The Creston Valley Farmers’ Market returns in just over two weeks, and two workshops have been scheduled to help out vendors.
The first is a display workshop that runs from on 9 a.m.-noon on April 21, taught by artist Win Dinn for $10.
“That’s going to teach people the ins and outs of getting a display set up,” said market manager Jen Comer. “She’s going to be able to give tips and tricks. A lot of it is about repurposing thrift store stuff.”
A “market safe” course will be offered for $100 on April 28 to teach Food Safe guidelines. Although Food Safe is not yet required for farmers’ market vendors, Comer said it likely will be in the future, and this course will give vendors a great start.
The first farmers’ market runs on May 5 in the lot behind the Creston Valley Chamber of Commerce (the usual Millen-nium Park location will be taken up by the visiting West Coast Amusements).
Shoppers can expect to find bedding plants and perennials, honey, art and donuts, as well as early produce, including lettuce.
“Joy Tomlinson’s been growing tomatoes in her greenhouse and getting them ready since December,” said Comer.

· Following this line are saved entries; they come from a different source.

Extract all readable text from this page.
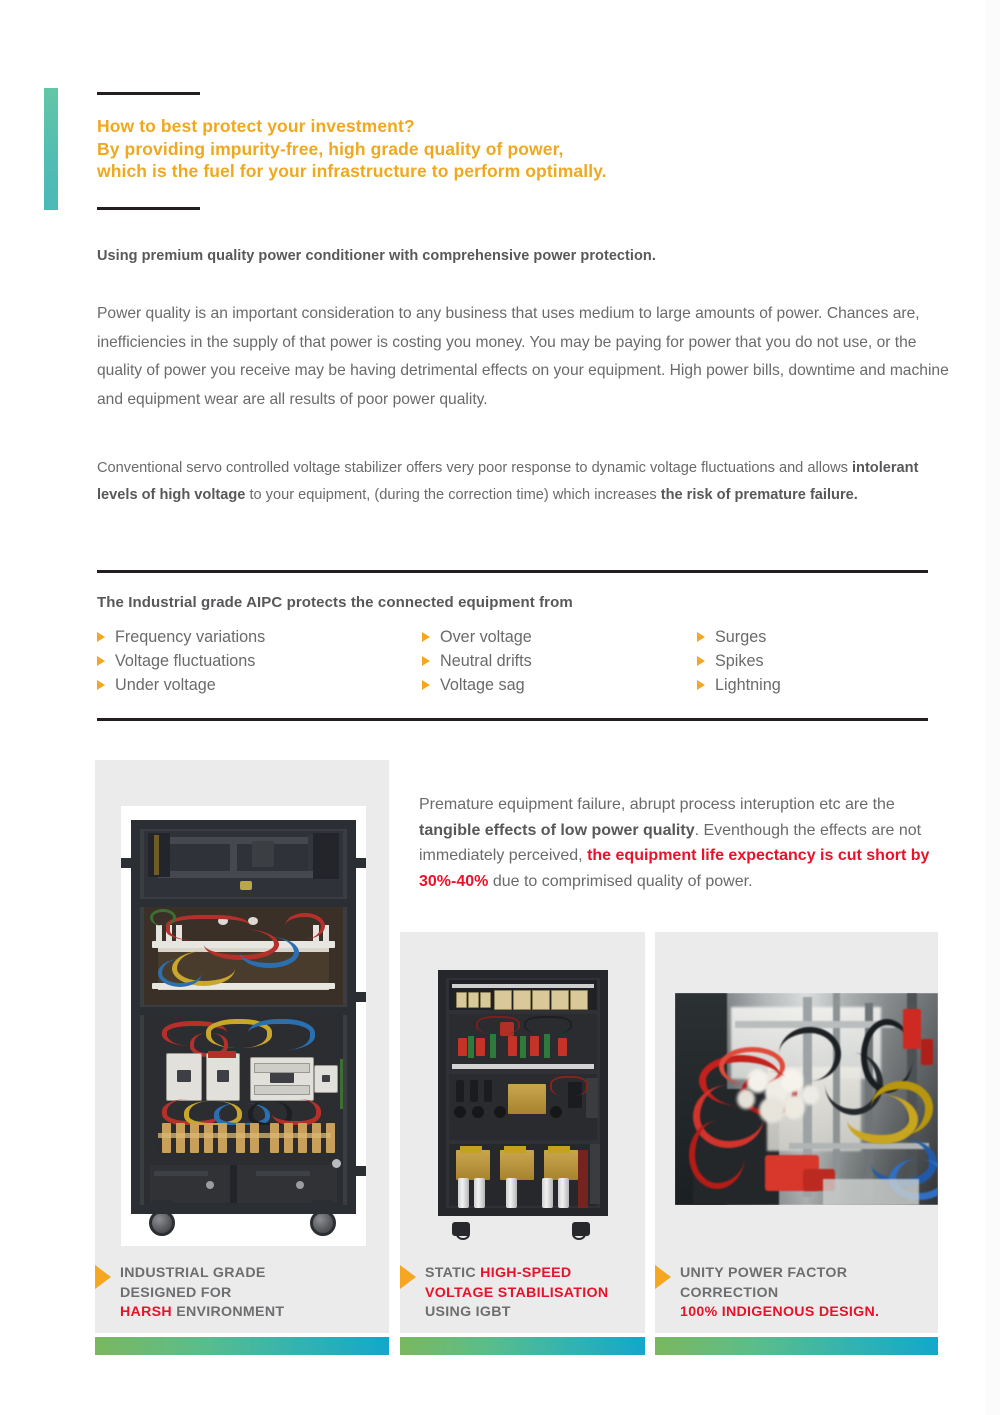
How to best protect your investment?
By providing impurity-free, high grade quality of power,
which is the fuel for your infrastructure to perform optimally.
Using premium quality power conditioner with comprehensive power protection.
Power quality is an important consideration to any business that uses medium to large amounts of power. Chances are, inefficiencies in the supply of that power is costing you money. You may be paying for power that you do not use, or the quality of power you receive may be having detrimental effects on your equipment. High power bills, downtime and machine and equipment wear are all results of poor power quality.
Conventional servo controlled voltage stabilizer offers very poor response to dynamic voltage fluctuations and allows intolerant levels of high voltage to your equipment, (during the correction time) which increases the risk of premature failure.
The Industrial grade AIPC protects the connected equipment from
Frequency variations	Over voltage	Surges
Voltage fluctuations	Neutral drifts	Spikes
Under voltage	Voltage sag	Lightning
Premature equipment failure, abrupt process interuption etc are the tangible effects of low power quality. Eventhough the effects are not immediately perceived, the equipment life expectancy is cut short by 30%-40% due to comprimised quality of power.
INDUSTRIAL GRADE
DESIGNED FOR
HARSH ENVIRONMENT
STATIC HIGH-SPEED
VOLTAGE STABILISATION
USING IGBT
UNITY POWER FACTOR
CORRECTION
100% INDIGENOUS DESIGN.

Cassandra Viers, she added, will be there with open pollination seeds and tomato seeds.
With an average of 25 vendors expected at the spring markets, the timing couldn’t be better.
“In the spring, people get into the mindset of eating local food,” said Comer.
The farmers’ market is run by the Creston Valley Food Action Coalition, which now offers members an incentive packages, developed by food action assistant Tamara Movold. Local food makers and businesses, she said, were eager to get on board.
“Everyone said they wanted to do it,” said Movold. “It was just a matter of coming up with incentives.”
Available for a $25 membership, the package contains a dozen incentives, including a free dessert with the purchase of a meal at Real Food Café, and 50 per cent off a member’s first bottle of milk and five per cent off farm gate sales of cheese and meat at Kootenay Alpine Cheese.
Previously, membership was gained by a voluntary donation, but the charge is designed to help the coalition meet one of its goals.
“Part of the food action coalition’s strategy is to cover operating costs without relying on grants,” said Comer.